Q: Do you ever think of going back to using compass? Ikonen: I don’t think so. Going back in this issue would be… yeah, bad development.
Ikonen – who took silver at this years World Champs long distance in France – 10 years after his previous individual WOC medal – started using a compass again in 2010. The interview below was published at OrienteeringOnline in 2001 – the international orienteering news website driven by Ivan Nagy some 8-10 years ago which has now turned into OrienteeringOnline Cup (or OOCup).
With the silver medal of Ikonen at this years World Championships it was interesting to reread the interview. I therefore decided to republish it here. Thanks to OrienteerignOnline for the original interview.
Interview with Pasi Ikonen, OrienteeringOnline.com, 2001
Q: When did you decide to put your compass away and why? You really never use it, no matter what terrain?
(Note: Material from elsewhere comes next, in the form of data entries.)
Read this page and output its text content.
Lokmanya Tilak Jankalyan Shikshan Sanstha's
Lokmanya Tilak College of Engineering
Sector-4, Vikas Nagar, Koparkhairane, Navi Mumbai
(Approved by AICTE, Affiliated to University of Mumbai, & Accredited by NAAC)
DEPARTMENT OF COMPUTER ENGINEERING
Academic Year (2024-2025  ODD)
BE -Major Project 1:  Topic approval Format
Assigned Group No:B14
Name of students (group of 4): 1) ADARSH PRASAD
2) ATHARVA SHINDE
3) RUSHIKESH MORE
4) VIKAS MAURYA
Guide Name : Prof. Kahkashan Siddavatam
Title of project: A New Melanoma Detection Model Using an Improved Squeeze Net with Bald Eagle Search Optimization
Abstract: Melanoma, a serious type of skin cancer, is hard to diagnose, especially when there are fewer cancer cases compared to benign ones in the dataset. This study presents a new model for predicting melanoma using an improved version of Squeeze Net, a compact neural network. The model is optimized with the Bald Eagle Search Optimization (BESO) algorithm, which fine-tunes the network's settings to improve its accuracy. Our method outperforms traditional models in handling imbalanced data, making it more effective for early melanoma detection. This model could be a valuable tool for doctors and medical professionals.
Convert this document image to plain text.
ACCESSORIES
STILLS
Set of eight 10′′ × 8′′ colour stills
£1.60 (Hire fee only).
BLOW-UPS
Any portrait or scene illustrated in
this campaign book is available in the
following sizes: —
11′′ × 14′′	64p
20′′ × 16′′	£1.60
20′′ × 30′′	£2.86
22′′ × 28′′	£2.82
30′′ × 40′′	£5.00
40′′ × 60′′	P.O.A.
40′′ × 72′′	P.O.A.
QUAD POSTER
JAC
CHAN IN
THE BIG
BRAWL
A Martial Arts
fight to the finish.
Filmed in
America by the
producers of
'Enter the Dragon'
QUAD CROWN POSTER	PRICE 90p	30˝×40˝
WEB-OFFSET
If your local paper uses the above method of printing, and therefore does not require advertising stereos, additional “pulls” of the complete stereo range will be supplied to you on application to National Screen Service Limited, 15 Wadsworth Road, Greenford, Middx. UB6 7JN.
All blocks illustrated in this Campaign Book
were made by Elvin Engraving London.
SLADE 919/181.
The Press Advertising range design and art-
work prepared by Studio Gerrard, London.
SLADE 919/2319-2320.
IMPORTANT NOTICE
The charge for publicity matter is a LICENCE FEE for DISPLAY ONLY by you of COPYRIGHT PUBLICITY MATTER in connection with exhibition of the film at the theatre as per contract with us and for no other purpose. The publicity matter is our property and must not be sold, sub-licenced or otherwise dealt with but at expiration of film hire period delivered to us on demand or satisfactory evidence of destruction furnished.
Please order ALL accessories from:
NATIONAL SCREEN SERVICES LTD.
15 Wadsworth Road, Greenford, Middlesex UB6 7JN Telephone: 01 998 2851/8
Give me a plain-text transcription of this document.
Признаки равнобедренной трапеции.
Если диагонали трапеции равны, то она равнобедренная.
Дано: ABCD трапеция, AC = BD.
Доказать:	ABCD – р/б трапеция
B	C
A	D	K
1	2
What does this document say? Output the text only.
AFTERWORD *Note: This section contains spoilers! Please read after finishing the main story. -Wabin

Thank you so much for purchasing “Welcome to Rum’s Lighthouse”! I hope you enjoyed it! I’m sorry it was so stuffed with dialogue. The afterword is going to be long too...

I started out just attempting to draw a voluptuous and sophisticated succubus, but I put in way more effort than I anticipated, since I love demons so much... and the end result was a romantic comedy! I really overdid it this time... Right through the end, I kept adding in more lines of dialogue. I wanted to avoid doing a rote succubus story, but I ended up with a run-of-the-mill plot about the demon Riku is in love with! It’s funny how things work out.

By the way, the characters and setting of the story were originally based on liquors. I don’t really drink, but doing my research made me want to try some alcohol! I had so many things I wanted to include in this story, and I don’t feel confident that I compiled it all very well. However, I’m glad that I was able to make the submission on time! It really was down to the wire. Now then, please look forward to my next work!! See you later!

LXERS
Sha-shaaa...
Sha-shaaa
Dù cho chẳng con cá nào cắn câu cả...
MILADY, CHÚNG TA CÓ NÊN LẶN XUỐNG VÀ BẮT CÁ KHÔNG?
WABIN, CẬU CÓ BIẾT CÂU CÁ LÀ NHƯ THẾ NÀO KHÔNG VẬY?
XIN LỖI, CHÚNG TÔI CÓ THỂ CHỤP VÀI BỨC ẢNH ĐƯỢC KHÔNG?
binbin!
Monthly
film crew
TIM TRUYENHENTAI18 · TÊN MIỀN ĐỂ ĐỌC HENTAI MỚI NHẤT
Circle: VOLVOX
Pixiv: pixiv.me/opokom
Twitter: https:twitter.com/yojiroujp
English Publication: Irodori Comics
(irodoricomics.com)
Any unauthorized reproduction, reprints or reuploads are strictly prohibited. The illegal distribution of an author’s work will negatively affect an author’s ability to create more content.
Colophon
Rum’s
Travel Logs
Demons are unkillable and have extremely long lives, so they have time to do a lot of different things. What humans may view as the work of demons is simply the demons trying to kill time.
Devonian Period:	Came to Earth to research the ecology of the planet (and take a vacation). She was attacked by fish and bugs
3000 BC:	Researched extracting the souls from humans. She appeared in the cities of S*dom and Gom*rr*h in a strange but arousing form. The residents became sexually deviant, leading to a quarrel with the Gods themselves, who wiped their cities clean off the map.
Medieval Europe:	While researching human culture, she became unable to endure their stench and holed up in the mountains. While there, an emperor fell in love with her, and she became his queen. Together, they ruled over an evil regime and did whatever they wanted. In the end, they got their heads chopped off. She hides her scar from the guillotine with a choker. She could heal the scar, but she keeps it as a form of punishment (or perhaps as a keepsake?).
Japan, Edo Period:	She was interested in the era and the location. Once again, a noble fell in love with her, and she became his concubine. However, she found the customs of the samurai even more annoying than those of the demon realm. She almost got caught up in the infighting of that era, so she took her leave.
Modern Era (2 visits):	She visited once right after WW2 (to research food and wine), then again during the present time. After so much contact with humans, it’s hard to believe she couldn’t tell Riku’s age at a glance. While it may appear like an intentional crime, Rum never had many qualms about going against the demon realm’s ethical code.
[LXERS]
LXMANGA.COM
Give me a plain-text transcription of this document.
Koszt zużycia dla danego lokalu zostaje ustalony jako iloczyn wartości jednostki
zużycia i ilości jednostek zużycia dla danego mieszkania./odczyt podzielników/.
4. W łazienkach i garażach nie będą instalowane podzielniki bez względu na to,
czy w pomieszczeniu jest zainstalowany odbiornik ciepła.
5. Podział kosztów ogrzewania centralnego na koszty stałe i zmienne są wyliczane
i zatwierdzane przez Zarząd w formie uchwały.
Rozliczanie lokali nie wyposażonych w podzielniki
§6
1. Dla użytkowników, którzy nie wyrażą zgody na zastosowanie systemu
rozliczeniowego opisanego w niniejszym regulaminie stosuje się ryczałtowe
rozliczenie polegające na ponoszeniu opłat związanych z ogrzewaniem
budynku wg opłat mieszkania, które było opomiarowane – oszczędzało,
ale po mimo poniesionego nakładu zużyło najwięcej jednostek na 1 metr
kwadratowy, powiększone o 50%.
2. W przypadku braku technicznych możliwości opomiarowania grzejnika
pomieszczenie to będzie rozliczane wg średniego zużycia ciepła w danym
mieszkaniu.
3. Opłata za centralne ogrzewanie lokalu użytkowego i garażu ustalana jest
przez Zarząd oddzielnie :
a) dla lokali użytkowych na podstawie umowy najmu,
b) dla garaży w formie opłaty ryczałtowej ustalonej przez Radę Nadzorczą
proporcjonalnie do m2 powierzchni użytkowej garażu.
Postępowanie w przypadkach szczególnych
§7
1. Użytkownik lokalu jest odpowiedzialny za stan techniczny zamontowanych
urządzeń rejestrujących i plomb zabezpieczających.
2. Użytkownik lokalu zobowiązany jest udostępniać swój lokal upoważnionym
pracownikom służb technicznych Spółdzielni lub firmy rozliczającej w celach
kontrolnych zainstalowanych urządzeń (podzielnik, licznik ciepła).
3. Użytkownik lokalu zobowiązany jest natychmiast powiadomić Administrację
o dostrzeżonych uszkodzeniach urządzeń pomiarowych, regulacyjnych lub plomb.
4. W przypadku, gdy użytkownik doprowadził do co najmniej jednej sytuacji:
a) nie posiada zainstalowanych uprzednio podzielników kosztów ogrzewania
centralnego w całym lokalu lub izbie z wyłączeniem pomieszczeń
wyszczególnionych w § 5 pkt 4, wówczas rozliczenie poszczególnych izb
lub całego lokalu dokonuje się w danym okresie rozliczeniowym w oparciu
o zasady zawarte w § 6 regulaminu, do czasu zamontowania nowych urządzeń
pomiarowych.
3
Running without compass is my way to turn my orienteering into a piece of art
It was in 1998. I ran into Eino Havas who is my coach nowadays. He had these crazy thoughts about orienteering and I had the same sickness… I did it because I was unsatisfied with my concentration in orienteering. I found myself TOO often just running with compass and not knowing my location. So I decided to find best treatment and I threw my compass away. I have it sometimes with me, but I don’t have reasons to use it anymore. It’s also a big challenge to run without compass and I have figured out that the winner of biggest challenges is always the best. Because of that challenge-thing and image (haha!) I never use compass. Not even in night orienteering or flat terrains. People often consider me stupid because I don’t use compass. They say that why don’t you use it, it’s “legal help”. So, they miss the point because I don’t want help. Just map & me! What can I say, hmm… I’ve decided to be the best orienteerer in the world and I want to be perfect in my orienteering. To be perfect you need skills, and running without compass is my way to turn my orienteering into a piece of art.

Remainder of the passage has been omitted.